ISRO has successfully rolled out the GSLV-F14 launch vehicle with the INSAT-3DS satellite encapsulated within the payload fairing, or the nose cone at the top of the rocket. The satellite is the only payload on the flight, which is scheduled for 17 February, 2024, at 17:30 hours IST. The Geosynchronous Satellite Launch Vehicle (GSLV) is the underdog in ISRO’s launch vehicle fleet, with a spotty track record. Out of the 15 flights so far, two have been partially successful, while four have failed outright. The sleeker Polar Satellite Launch Vehicle (PSLV) and the more powerful Launch Vehicle Mark 3 (LVM3) both have nearly spotless records.

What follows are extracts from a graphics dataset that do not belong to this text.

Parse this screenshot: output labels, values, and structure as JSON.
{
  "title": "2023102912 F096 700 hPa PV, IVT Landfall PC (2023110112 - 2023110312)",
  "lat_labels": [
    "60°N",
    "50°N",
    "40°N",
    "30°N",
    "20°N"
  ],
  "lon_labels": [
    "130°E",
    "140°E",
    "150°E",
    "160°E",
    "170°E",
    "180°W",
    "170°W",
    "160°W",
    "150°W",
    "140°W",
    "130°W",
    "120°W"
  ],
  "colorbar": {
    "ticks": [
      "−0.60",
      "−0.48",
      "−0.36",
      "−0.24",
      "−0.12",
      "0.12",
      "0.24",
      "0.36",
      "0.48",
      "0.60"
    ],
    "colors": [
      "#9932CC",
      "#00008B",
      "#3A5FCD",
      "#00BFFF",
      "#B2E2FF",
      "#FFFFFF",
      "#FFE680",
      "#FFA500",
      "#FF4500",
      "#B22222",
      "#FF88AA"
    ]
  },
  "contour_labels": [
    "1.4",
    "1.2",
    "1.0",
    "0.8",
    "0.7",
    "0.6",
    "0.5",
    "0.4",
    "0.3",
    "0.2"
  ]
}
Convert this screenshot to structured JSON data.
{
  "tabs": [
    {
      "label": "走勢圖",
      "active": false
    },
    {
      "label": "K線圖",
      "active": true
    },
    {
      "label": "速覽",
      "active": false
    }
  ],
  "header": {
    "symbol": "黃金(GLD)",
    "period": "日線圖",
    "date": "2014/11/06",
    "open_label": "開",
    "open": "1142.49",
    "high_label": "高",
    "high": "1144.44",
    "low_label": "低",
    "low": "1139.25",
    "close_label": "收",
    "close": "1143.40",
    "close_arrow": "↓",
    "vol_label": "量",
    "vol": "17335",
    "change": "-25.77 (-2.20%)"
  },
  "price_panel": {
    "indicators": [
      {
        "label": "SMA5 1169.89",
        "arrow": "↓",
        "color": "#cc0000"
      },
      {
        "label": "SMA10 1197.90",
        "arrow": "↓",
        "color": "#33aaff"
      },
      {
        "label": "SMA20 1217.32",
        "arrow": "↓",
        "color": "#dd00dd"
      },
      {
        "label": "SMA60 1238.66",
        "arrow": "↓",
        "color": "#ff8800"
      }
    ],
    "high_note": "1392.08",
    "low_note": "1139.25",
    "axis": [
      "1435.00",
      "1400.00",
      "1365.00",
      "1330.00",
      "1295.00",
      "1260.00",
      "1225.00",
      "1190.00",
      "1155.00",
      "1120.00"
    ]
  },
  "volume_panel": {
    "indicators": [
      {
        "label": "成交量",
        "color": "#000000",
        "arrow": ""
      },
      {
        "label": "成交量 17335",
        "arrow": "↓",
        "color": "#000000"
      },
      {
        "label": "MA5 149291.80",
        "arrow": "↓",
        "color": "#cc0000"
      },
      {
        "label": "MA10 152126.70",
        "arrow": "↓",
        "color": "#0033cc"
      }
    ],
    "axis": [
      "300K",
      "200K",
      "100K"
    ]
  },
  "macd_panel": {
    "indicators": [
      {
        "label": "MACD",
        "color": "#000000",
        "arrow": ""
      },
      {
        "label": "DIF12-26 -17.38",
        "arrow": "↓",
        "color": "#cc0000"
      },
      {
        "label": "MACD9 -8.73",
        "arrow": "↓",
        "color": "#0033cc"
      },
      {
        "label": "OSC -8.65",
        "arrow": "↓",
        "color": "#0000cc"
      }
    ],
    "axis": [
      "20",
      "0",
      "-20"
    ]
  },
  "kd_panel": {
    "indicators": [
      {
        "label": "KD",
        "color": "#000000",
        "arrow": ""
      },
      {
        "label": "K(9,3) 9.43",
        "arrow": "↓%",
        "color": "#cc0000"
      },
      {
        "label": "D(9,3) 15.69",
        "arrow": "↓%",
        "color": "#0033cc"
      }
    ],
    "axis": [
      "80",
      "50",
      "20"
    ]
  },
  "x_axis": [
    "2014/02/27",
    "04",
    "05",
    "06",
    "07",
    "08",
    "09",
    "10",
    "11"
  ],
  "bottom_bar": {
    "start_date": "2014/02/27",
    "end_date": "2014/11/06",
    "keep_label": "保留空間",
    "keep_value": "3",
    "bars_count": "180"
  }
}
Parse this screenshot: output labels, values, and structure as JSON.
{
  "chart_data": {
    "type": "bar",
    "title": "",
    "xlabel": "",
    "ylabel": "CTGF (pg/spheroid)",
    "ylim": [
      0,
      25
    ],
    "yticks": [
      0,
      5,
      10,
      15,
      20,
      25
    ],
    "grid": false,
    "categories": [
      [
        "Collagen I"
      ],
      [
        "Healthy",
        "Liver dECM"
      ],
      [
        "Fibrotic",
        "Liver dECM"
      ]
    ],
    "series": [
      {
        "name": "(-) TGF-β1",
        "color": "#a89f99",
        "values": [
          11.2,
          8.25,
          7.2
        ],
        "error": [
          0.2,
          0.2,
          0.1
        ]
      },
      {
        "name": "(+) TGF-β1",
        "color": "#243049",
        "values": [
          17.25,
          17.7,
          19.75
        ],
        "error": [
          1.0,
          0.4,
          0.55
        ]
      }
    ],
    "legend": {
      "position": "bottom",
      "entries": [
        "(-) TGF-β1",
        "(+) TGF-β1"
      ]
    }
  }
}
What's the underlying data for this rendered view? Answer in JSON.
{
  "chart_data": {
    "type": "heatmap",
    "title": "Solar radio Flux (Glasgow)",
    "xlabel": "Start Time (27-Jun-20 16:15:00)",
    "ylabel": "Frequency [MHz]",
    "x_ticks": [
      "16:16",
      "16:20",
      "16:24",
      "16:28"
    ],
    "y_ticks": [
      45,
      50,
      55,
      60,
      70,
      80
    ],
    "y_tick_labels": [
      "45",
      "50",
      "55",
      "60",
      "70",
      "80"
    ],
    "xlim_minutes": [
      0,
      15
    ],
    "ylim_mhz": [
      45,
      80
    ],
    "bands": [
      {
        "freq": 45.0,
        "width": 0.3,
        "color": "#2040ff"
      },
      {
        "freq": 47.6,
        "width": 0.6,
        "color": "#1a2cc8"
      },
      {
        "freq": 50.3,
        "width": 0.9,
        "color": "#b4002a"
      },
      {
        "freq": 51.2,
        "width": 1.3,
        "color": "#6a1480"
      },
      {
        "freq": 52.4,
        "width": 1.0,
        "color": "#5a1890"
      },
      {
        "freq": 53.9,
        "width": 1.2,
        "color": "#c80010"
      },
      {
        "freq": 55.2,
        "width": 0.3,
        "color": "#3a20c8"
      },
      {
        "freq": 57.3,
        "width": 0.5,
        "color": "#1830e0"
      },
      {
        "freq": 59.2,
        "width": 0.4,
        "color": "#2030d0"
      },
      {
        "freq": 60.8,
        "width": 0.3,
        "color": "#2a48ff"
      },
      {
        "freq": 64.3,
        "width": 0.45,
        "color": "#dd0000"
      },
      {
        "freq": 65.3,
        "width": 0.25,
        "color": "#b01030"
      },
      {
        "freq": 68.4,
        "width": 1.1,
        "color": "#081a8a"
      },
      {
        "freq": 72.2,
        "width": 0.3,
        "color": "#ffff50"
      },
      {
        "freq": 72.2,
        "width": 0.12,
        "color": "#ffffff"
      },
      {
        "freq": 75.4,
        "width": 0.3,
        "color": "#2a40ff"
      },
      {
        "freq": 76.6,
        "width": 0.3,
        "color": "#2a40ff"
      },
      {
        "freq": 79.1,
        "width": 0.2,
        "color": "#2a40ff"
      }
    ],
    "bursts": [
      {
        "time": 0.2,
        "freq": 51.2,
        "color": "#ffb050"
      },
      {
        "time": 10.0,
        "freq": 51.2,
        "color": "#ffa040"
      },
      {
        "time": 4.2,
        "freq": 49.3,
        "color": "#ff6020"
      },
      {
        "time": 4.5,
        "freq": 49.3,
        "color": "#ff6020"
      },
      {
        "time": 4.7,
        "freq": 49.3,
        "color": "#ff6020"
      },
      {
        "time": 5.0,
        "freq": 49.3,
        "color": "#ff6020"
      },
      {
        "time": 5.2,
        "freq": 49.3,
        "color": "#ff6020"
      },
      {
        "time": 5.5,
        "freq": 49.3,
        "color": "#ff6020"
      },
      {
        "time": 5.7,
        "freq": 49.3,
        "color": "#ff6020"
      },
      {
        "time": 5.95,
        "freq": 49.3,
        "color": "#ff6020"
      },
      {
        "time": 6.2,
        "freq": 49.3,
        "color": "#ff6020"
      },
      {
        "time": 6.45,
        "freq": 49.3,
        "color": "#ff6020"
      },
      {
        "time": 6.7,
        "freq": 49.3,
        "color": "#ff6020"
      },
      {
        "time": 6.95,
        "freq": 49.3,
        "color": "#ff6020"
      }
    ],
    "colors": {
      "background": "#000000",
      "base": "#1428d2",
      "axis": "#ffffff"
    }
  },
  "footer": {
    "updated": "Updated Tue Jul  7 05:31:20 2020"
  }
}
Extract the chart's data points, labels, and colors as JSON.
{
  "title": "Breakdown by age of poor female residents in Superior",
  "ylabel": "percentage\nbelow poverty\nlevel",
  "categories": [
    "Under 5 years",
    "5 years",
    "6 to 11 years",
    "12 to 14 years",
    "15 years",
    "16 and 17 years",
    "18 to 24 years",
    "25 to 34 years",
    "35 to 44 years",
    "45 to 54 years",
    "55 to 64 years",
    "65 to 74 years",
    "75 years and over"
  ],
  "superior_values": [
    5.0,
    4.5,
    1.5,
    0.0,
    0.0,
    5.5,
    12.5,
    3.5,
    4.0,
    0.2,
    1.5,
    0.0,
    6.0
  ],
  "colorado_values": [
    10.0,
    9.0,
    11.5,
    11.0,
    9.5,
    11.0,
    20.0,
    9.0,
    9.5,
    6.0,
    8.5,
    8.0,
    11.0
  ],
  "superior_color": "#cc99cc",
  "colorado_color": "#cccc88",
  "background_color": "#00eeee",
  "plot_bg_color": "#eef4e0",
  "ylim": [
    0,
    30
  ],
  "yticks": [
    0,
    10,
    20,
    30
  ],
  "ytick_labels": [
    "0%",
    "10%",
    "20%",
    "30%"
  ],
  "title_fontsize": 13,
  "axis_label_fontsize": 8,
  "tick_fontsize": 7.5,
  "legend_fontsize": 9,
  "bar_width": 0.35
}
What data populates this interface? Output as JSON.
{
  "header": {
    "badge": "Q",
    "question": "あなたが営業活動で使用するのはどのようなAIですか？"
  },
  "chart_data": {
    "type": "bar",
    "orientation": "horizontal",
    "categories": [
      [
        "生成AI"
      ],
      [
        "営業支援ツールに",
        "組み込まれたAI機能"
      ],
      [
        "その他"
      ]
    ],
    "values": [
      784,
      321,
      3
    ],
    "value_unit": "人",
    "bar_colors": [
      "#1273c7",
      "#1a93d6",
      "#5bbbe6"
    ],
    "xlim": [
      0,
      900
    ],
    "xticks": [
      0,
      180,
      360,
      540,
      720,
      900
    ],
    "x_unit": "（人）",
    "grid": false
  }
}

This is an opportunity to see a rare rocket take to the skies, and interested readers can catch the proceedings on Doordarshan, with pre-launch programming typically starting about half an hour before the final countdown. ISRO is also inviting the general public to witness the launch from the viewing gallery. The rocket has been rolled out to the second launch pad at the Satish Dhawan Space Centre (SDSC) in the Sriharikota High Altitude Range (SHAR), the location of ISRO’s only spaceport at the moment. ISRO is in the process of building its second launch complex at Kulasekharapatnam in Tamil Nadu.
What is the purpose of INSAT-3DS?
INSAT-3DS is an Earth Observation Satellite, designed to provide continuity of service to the INSAT-3D and INSAT-3DR missions, both of which are continuing to orbit the Earth. The satellite will be deployed into the Geosynchronous Transfer Orbit (GTO), after which it will use on-board propulsion to raise its altitude and reach its intended geosynchronous orbit. The satellite is fully funded by the Ministry of Earth Sciences (MoES), and has a sophisticated suite of instruments on board that will improve weather forecasting and disaster warning for the citizens of India.